En tant que spécialiste de l’évolution et zoologiste, vous intéressez-vous aux biotechnologies ?
Guillaume Lecointre : Je ne dirais pas que je les suis de près, mais j’y prête attention. Lors du colloque, le panel d’intervenants a rappelé fort justement que le déterminant principal pour l’humain de demain resterait une organisation économique permettant un partage plus équitable de de la ressource alimentaire et de la santé. Les biotechnologies, elles, n’arriveraient qu’à la seconde place. À l’échelle mondiale, le premier problème reste donc organisationnel et socio-économique, mais cela ne signifie pas pour autant d’ignorer les avancées technologiques qui se trament au second plan. Les biotechnologies peuvent d’ailleurs donner une note d’espoir. Par exemple, pour nourrir l’humanité en 2070 sans mordre davantage sur les terres ni épuiser les sols comme nous l’avons fait, on pourra peut-être s’appuyer sur les biotechnologies marines et ainsi trouver une manière pérenne de cultiver des algues pour, non seulement nourrir l’humanité, mais aussi fournir de la matière première à des produits manufacturés tout en baissant le bilan carbone de l’activité globale. Les biotechnologies font donc partie de la solution, même si la partie la plus importante concerne d’abord l’organisation économique.

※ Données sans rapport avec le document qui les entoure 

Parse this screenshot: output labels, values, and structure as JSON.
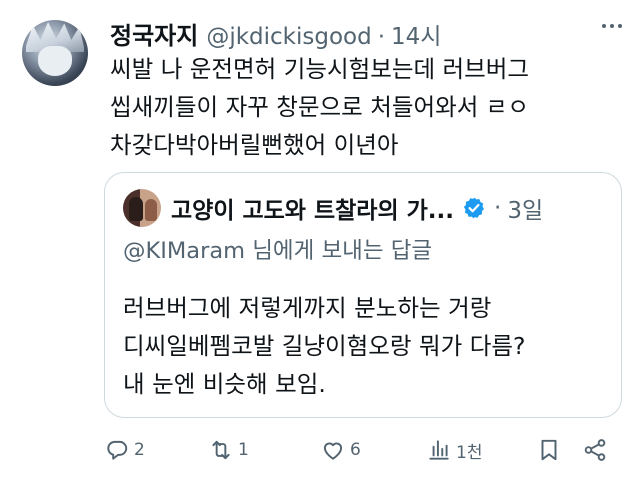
{
  "post": {
    "author": {
      "display_name": "정국자지",
      "handle": "@jkdickisgood",
      "separator": "·",
      "time": "14시"
    },
    "text_lines": [
      "씨발 나 운전면허 기능시험보는데 러브버그",
      "씹새끼들이 자꾸 창문으로 처들어와서 ㄹㅇ",
      "차갖다박아버릴뻔했어 이년아"
    ],
    "quote": {
      "display_name": "고양이 고도와 트찰라의 가...",
      "verified": true,
      "separator": "·",
      "time": "3일",
      "reply_context": "@KIMaram 님에게 보내는 답글",
      "text_lines": [
        "러브버그에 저렇게까지 분노하는 거랑",
        "디씨일베펨코발 길냥이혐오랑 뭐가 다름?",
        "내 눈엔 비슷해 보임."
      ]
    },
    "actions": {
      "replies": "2",
      "retweets": "1",
      "likes": "6",
      "views": "1천"
    },
    "icons": {
      "more": "more-dots-icon",
      "reply": "reply-icon",
      "retweet": "retweet-icon",
      "like": "heart-icon",
      "views": "views-icon",
      "bookmark": "bookmark-icon",
      "share": "share-icon",
      "verified": "verified-badge-icon"
    },
    "colors": {
      "text": "#0f1419",
      "secondary": "#536471",
      "border": "#cfd9de",
      "verified": "#1d9bf0"
    }
  }
}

Quand on évoque les biotechnologies, il n’est pas rare de parler également du biomimétisme. C’est un sujet qui vous intéresse ?
Guillaume Lecointre : Au sein du Muséum national d’histoire naturelle, il se trouve que nous avons une cellule de recherche en biomimétisme et que nous publions actuellement des articles sur le sujet. Il y en a d’ailleurs un qui va sortir et dont je suis le premier auteur portant sur comment concevoir un biomimétisme à la lumière de l’évolution. En effet, c’est une approche que certaines écoles du biomimétisme avaient omis de faire. Nous rapportons justement des faits évolutifs pour un biomimétisme mieux inspiré de la biologie.
Pierre-Antoine, vous qui êtes au cœur de la formation à SupBiotech, comment jugez-vous la capacité de la zoologie et l’histoire de l’évolution à éclairer l’avenir des biotechnologies ?
Pierre-Antoine Vigneron : Quand on s’intéresse à l’évolution, on regarde finalement notre passé. Or, il faut toujours s’inspirer du passé pour entrevoir l’avenir. Étudier l’évolution, c’est comprendre les phénomènes et pressions appliqués sur nos génomes, l’impact de notre alimentation au fil du temps, etc. À ce titre, l’exemple des microplastiques donné par Guillaume est particulièrement flagrant. On a tout de même espoir que les biotechnologies puissent faire de l’ingénierie génétique sur des micro-organismes afin que, ceux-ci, réussissent à les dégrader à l’avenir. Avant d’y parvenir, il faut d’abord dresser une sorte d’état des lieux à l’heure actuelle et voir où sont les problèmes : on sait que ce micro plastique va organiser une pression de sélection sur l’être humain et même sur tout organisme vivant, alors il convient de créer un axe de recherche dans lequel il faut mettre des forces. Pareil pour les algues : pour nourrir de plus en plus d’êtres humains, il va bien falloir les produire. Pourquoi pas exploiter des champs sous-marins d’algues ? Partager ces constats, c’est aussi donner de nouvelles directions à la recherche dans les biotechnologies.